At the sight of it, Rose shrank against Eve’s skirts.
“I’m not scared of it. It’s dead, just like the ones in our house.” Thomas pretended to shoot the beast with a make-believe rifle.
“Can I help you, ma’am?” The clerk, scarcely more than a boy, moved with a limp. A battle wound, perhaps, or just an accident?
“Yes, thank you,” Eve said. “We’re waiting for Mr. Roderick Hanford to drive us home. I don’t suppose you know when his meeting will be finished.”
“They’re in the back room. Don’t know when they’ll be done, but I can check for you.”
“Please don’t disturb them. We can wait.” Eve settled herself on the hard bench and pulled the children down on either side of her.
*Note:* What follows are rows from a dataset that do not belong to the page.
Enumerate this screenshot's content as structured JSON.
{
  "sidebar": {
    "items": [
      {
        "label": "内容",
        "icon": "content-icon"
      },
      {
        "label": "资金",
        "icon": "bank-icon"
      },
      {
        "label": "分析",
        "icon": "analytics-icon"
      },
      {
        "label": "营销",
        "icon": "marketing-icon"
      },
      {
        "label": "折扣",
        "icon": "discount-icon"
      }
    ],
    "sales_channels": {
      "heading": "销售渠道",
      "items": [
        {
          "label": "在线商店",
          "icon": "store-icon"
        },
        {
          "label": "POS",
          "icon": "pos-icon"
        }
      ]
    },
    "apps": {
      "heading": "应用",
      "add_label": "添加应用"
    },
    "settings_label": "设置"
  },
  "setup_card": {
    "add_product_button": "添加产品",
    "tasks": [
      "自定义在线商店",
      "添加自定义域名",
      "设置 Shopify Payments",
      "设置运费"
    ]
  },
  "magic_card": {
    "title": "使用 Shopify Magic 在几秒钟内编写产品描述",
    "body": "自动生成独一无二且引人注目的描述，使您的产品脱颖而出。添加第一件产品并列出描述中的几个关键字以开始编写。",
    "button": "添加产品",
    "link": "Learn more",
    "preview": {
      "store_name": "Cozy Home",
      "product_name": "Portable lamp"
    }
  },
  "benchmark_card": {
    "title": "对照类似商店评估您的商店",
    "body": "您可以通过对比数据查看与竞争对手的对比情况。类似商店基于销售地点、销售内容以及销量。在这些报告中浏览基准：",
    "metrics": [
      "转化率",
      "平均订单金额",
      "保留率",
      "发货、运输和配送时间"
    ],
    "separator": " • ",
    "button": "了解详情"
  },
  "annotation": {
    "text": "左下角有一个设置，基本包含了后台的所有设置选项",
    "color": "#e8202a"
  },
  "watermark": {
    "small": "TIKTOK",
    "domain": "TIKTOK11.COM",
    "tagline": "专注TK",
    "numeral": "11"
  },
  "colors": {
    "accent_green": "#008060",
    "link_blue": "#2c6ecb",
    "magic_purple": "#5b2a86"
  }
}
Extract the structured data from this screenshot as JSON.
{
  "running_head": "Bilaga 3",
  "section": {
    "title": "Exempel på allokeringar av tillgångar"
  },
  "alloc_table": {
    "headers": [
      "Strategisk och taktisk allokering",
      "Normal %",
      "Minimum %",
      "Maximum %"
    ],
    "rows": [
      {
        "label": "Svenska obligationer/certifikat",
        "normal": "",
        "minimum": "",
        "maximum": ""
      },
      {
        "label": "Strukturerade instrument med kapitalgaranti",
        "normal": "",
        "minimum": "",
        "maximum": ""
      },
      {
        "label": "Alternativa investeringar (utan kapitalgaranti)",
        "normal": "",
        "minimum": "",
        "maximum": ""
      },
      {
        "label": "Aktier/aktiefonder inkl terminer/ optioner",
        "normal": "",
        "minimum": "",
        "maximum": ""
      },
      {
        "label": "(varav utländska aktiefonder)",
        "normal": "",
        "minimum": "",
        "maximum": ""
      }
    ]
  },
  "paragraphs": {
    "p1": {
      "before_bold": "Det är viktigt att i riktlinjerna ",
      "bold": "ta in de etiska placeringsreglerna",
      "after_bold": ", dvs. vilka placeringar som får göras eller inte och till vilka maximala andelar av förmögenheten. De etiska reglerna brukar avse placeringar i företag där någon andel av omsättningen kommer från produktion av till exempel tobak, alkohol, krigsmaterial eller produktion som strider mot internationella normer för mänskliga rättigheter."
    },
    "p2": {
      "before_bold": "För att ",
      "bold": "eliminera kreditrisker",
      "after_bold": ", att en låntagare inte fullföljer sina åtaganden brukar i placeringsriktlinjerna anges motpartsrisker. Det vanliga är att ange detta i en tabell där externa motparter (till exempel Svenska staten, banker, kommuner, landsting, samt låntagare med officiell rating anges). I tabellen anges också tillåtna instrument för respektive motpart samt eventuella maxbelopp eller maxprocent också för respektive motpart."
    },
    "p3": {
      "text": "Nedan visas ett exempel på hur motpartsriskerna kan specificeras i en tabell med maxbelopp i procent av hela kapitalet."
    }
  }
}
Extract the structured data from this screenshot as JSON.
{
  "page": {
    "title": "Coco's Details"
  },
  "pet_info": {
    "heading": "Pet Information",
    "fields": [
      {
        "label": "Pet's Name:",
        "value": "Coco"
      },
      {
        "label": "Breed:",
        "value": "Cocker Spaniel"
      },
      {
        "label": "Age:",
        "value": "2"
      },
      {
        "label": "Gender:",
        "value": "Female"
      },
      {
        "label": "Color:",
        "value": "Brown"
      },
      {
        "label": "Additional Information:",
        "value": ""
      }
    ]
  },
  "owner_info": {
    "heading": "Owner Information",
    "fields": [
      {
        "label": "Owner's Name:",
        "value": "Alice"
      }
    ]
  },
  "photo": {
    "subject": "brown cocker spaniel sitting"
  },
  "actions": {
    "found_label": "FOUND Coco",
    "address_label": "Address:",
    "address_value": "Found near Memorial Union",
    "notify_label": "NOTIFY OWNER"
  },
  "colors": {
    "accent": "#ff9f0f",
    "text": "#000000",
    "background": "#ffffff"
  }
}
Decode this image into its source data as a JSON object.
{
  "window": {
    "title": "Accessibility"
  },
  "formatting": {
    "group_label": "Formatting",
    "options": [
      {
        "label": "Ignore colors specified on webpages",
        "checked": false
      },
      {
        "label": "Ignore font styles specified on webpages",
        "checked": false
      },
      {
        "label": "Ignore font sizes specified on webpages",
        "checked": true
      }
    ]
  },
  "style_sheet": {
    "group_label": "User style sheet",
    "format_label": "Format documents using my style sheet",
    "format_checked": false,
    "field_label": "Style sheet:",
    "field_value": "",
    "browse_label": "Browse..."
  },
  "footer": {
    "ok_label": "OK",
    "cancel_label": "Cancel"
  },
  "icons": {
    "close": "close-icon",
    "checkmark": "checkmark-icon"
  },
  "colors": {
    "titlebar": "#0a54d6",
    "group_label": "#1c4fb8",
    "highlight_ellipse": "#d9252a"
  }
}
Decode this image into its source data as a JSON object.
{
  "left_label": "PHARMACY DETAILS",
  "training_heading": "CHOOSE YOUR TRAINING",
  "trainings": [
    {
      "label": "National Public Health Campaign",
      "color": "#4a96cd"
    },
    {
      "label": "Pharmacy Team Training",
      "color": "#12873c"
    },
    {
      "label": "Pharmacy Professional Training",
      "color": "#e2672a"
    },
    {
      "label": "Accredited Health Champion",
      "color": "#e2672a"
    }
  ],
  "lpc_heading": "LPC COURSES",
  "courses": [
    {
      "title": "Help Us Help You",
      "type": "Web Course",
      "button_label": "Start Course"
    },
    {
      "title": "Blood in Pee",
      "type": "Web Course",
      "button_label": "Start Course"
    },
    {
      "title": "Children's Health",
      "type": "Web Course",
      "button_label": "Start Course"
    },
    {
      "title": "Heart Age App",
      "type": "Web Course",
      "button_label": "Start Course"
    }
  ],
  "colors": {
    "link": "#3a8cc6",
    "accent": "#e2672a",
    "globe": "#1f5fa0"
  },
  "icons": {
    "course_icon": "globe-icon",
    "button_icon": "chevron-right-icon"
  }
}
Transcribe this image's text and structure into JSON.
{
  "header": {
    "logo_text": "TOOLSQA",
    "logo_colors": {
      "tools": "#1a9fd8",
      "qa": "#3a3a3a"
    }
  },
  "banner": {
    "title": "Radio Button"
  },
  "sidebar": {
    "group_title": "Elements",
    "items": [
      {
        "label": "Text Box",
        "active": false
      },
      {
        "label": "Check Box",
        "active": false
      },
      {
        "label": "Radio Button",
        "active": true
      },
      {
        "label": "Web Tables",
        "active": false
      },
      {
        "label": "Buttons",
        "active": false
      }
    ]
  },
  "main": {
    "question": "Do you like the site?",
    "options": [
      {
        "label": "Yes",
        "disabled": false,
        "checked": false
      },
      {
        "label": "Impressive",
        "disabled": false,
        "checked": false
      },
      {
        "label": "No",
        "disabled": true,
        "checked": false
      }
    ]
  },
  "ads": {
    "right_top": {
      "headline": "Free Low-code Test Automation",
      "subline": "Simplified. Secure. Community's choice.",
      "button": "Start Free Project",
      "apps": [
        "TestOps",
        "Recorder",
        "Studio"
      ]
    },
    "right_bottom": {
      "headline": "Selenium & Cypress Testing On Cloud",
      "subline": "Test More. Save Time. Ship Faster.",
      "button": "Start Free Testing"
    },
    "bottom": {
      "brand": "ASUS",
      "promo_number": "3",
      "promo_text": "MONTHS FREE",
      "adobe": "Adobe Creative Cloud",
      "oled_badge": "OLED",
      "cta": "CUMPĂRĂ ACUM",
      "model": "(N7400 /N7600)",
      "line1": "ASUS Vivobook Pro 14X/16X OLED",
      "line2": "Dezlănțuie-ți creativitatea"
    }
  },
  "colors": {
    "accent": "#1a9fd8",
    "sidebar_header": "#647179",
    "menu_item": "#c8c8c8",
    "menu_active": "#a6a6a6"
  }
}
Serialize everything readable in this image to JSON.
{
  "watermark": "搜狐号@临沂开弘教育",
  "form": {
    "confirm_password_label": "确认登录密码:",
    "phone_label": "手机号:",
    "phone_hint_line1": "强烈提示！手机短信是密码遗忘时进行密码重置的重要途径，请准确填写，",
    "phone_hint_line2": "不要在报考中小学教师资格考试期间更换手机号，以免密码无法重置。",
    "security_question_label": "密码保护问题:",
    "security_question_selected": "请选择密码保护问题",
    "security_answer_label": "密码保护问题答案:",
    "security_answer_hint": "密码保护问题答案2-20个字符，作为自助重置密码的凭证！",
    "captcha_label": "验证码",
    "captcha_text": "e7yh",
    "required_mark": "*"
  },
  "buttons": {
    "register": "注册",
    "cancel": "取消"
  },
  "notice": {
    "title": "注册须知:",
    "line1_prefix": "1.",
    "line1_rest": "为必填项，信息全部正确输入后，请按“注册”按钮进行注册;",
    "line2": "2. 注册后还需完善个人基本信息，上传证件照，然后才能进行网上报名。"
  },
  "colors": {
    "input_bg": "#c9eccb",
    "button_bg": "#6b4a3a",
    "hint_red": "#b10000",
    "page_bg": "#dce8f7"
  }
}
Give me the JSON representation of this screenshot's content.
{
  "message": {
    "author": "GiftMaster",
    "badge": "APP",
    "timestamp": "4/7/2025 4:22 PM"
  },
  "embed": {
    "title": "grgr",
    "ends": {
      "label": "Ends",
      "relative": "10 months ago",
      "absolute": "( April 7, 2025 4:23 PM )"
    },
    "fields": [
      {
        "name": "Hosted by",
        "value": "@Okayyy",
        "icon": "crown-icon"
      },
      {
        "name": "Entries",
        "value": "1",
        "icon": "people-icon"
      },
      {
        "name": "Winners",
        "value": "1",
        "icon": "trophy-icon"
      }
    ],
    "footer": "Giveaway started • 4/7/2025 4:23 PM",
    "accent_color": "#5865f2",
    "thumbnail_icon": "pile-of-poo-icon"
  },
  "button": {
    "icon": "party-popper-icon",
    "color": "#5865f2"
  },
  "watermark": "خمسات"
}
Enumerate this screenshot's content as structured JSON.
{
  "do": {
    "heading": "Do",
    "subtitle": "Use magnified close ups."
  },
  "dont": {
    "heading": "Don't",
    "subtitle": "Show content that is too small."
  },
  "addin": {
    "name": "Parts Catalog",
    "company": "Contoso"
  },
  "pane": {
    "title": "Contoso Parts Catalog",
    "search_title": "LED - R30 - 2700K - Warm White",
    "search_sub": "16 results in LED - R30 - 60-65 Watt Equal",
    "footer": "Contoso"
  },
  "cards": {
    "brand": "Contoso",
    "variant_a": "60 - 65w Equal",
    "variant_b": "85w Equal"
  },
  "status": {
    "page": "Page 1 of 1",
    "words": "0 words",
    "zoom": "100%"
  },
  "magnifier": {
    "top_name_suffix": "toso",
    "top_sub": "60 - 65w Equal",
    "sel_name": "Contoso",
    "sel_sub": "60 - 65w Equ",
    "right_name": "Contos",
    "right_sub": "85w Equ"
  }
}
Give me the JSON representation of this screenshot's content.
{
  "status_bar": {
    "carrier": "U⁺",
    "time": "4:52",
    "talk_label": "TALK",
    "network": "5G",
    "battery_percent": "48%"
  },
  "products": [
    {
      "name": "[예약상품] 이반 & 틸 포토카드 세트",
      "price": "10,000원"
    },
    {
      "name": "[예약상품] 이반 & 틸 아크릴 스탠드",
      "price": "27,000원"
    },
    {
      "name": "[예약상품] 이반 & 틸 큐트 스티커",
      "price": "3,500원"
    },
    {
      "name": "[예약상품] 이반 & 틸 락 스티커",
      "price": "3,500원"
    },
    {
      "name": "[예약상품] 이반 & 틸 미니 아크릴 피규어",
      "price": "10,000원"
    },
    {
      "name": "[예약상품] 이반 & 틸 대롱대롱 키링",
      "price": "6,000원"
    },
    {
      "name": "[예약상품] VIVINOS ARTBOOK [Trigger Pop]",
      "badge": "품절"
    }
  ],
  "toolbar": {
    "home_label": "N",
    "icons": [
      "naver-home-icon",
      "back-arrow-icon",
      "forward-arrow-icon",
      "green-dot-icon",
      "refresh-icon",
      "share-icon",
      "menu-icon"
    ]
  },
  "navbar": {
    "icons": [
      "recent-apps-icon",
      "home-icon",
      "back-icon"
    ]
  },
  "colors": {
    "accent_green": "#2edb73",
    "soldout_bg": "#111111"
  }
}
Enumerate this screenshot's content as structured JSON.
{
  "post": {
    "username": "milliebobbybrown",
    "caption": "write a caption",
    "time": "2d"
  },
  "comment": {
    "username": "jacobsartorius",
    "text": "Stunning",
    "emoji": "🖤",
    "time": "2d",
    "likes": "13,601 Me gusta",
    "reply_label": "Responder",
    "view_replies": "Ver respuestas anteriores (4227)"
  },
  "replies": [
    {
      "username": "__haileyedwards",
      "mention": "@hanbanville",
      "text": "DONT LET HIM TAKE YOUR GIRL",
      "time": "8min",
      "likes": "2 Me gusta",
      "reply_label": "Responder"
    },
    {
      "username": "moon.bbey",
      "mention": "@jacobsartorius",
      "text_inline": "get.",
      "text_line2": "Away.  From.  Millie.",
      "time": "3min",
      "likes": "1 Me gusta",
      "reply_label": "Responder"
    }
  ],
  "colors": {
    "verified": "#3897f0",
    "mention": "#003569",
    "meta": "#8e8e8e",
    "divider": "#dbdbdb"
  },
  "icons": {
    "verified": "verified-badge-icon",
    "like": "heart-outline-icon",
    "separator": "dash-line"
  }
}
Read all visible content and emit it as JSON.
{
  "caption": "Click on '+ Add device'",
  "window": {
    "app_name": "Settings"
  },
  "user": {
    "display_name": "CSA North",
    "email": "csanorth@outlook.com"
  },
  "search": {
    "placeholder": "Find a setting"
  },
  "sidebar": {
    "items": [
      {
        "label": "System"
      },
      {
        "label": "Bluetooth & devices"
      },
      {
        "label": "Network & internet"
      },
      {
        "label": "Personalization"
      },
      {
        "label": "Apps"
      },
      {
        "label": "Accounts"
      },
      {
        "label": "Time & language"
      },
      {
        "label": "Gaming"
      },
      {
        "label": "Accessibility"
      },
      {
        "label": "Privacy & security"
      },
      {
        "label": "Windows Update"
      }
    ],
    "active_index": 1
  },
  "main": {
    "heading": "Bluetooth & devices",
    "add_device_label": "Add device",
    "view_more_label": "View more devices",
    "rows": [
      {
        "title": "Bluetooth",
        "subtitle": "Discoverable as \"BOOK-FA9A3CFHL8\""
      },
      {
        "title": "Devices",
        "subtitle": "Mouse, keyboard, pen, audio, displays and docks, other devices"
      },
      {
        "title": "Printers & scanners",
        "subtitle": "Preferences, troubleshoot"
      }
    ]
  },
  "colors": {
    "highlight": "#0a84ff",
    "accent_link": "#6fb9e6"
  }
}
But it soon became plain that the little ones were too restless to wait patiently. Rose was squirming, and Thomas kept finding excuses to jump up and race around the lobby. Unaccustomed to such behavior, Eve could feel her patience wearing thin. More than an hour had passed. What was taking Roderick so long?
Another ten minutes crawled by. Eve had given each of the children a cookie to quiet them, but it wasn’t enough. Rose had begun to whine. Thomas was scuffing his heels against the end of the bench with maddening repetition.
Eve caught the young clerk’s attention. “Perhaps you can just look in on that meeting. See if they’re about to finish.”
“Sure.” He disappeared down a back hallway, returning a moment later. “I’m sorry, ma’am, it looks like they’re still talking and...uh...playing cards.”
With an impatient huff, Eve picked up her basket and reticule and rose from the bench. She could drive a buggy as well as any man, and she was tired of waiting here with these bored, cranky children while Roderick played cards. “When Mr. Hanford gets out of his meeting tell him we were here, but that we could not wait for him any longer. He can jolly well find his own way home.”
The buggy was waiting where they’d left it, hitched to the rail in front of the hotel. Boosting the children into the back, Eve freed the reins, climbed onto the seat and clucked to the drowsing horse. As a girl, she’d learned to handle a buggy on outings with her father. Now she could put the lessons to good use.